‘Not highly sophisticated’: Coding error behind Optus data breach for 9.5 million Australians, ACMA alleges
Hackers were able to obtain personal details for millions of current and former Optus customers in a “trial and error” attack exploiting a coding error, Australia’s telecommunication watchdog alleges.
Australia’s telecommunications watchdog has alleged Optus could have fixed a simple coding error four years before hackers were able to steal personal details of millions of customers.
In a claim published by the Federal Court on Wednesday, the Australian Telecommunications and Media Authority (ACMA) outlined how it alleged the September 2022 cyber attack took place and the failures of Optus to notice or fix the vulnerability.
About 9.5 million current and former customers were caught up in the breach, with personal information including names, dates of birth, phone numbers and email addresses exposed over three days.
The personal details of about 10,200 people were subsequently published on the dark web.
The ACMA, which launched legal action against Optus in May this year, alleges a coding error in September 2018 left a dormant web API vulnerable when it became internet acceptable in June 2020.
It’s alleged Optus identified it’s main website was vulnerable and fixed the error in August the following year, but did not notice the same issue affected the second system.
“The target domain was permitted to sit dormant and vulnerable to attack for two years and was not decommissioned despite the lack of any need for it,” the filing reads.
“The cyber attack was not highly sophisticated or one that required advanced skills … it was carried out through a simple process of trial and error.”
The Authority alleges Optus had the opportunity to identify the coding error at several stages in the preceding four years before the breach.
The ACMA is seeking penalties, alleging Optus breached the Telecommunications Act at least 3.6 million times — the estimated number of active Optus subscribers at the time.
If proven, each breach carries a penalty of up to $250,000, resulting in a theoretical maximum of $900 million.
Optus has previously declared its intent to defend the proceedings, saying it had previously apologised to customers and reimbursed the cost of new identity documents.
In a statement, interim chief executive Michael Venter said the telco “deeply regrets the cyber attack occurred”.
“Our customers expected their information would remain safe. We accept that this did not happen,” he said.
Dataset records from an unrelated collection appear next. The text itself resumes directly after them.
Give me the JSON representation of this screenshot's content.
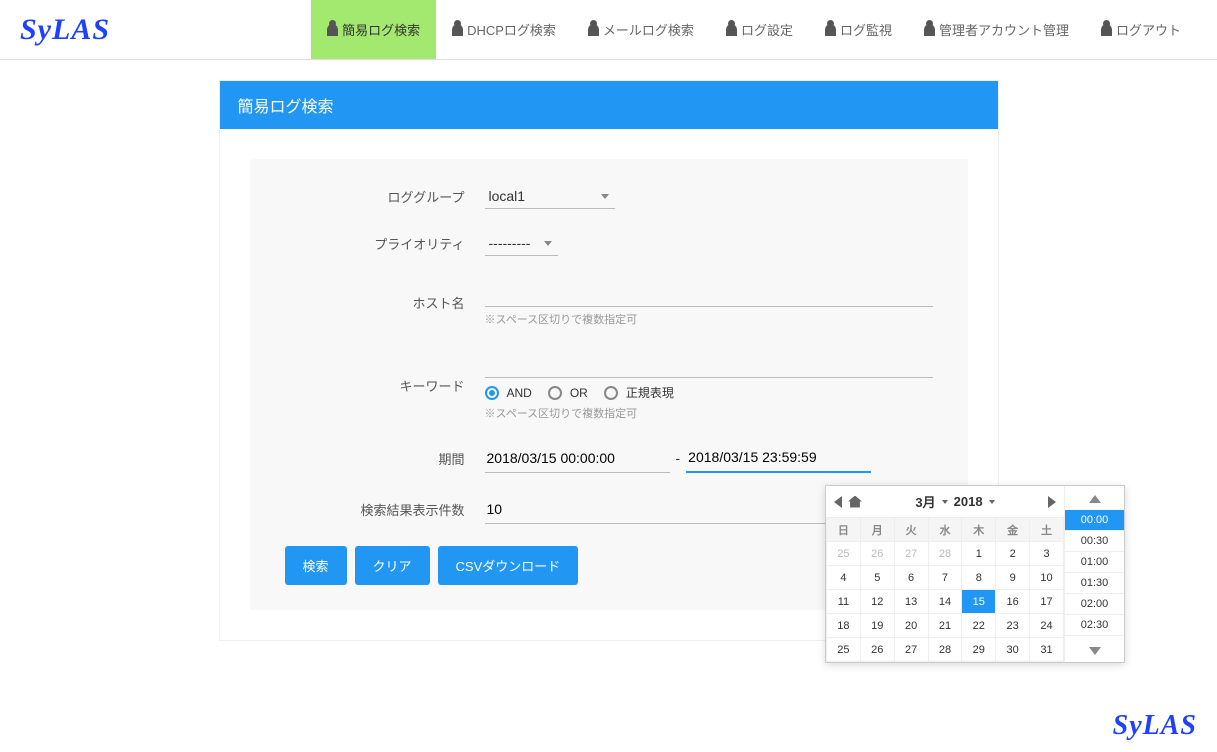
{
  "logo": "SyLAS",
  "nav": [
    {
      "label": "簡易ログ検索",
      "active": true
    },
    {
      "label": "DHCPログ検索",
      "active": false
    },
    {
      "label": "メールログ検索",
      "active": false
    },
    {
      "label": "ログ設定",
      "active": false
    },
    {
      "label": "ログ監視",
      "active": false
    },
    {
      "label": "管理者アカウント管理",
      "active": false
    },
    {
      "label": "ログアウト",
      "active": false
    }
  ],
  "panel": {
    "title": "簡易ログ検索"
  },
  "form": {
    "log_group_label": "ロググループ",
    "log_group_value": "local1",
    "priority_label": "プライオリティ",
    "priority_value": "---------",
    "host_label": "ホスト名",
    "host_value": "",
    "host_hint": "※スペース区切りで複数指定可",
    "keyword_label": "キーワード",
    "keyword_value": "",
    "keyword_hint": "※スペース区切りで複数指定可",
    "radio_and": "AND",
    "radio_or": "OR",
    "radio_regex": "正規表現",
    "period_label": "期間",
    "period_from": "2018/03/15 00:00:00",
    "period_sep": "-",
    "period_to": "2018/03/15 23:59:59",
    "results_label": "検索結果表示件数",
    "results_value": "10"
  },
  "buttons": {
    "search": "検索",
    "clear": "クリア",
    "csv": "CSVダウンロード"
  },
  "datepicker": {
    "month": "3月",
    "year": "2018",
    "dow": [
      "日",
      "月",
      "火",
      "水",
      "木",
      "金",
      "土"
    ],
    "rows": [
      [
        {
          "d": "25",
          "o": true
        },
        {
          "d": "26",
          "o": true
        },
        {
          "d": "27",
          "o": true
        },
        {
          "d": "28",
          "o": true
        },
        {
          "d": "1"
        },
        {
          "d": "2"
        },
        {
          "d": "3"
        }
      ],
      [
        {
          "d": "4"
        },
        {
          "d": "5"
        },
        {
          "d": "6"
        },
        {
          "d": "7"
        },
        {
          "d": "8"
        },
        {
          "d": "9"
        },
        {
          "d": "10"
        }
      ],
      [
        {
          "d": "11"
        },
        {
          "d": "12"
        },
        {
          "d": "13"
        },
        {
          "d": "14"
        },
        {
          "d": "15",
          "sel": true
        },
        {
          "d": "16"
        },
        {
          "d": "17"
        }
      ],
      [
        {
          "d": "18"
        },
        {
          "d": "19"
        },
        {
          "d": "20"
        },
        {
          "d": "21"
        },
        {
          "d": "22"
        },
        {
          "d": "23"
        },
        {
          "d": "24"
        }
      ],
      [
        {
          "d": "25"
        },
        {
          "d": "26"
        },
        {
          "d": "27"
        },
        {
          "d": "28"
        },
        {
          "d": "29"
        },
        {
          "d": "30"
        },
        {
          "d": "31"
        }
      ]
    ],
    "times": [
      {
        "t": "00:00",
        "sel": true
      },
      {
        "t": "00:30"
      },
      {
        "t": "01:00"
      },
      {
        "t": "01:30"
      },
      {
        "t": "02:00"
      },
      {
        "t": "02:30"
      }
    ]
  }
}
“This vulnerability was exploited by a motivated and determined criminal .... The criminal did this by mimicking usual customer activity and rotating through tens of thousands of different IP addresses to evade detection.”
Mr Venter said the company was continuing to invest in its cyber defences to meet the “heightened global cyber risk environment”, and was working tirelessly to regain customer trust.
“Optus will continue to cooperate with the ACMA on this matter, although it intends to defend this action and where necessary, correct the record,” he said.
“It will ultimately be a matter for the Federal Court to determine whether there has been any breach or the appropriateness of any sanctions against Optus.”
The case will next return before Justice Jonathan Beach in September for a case management hearing.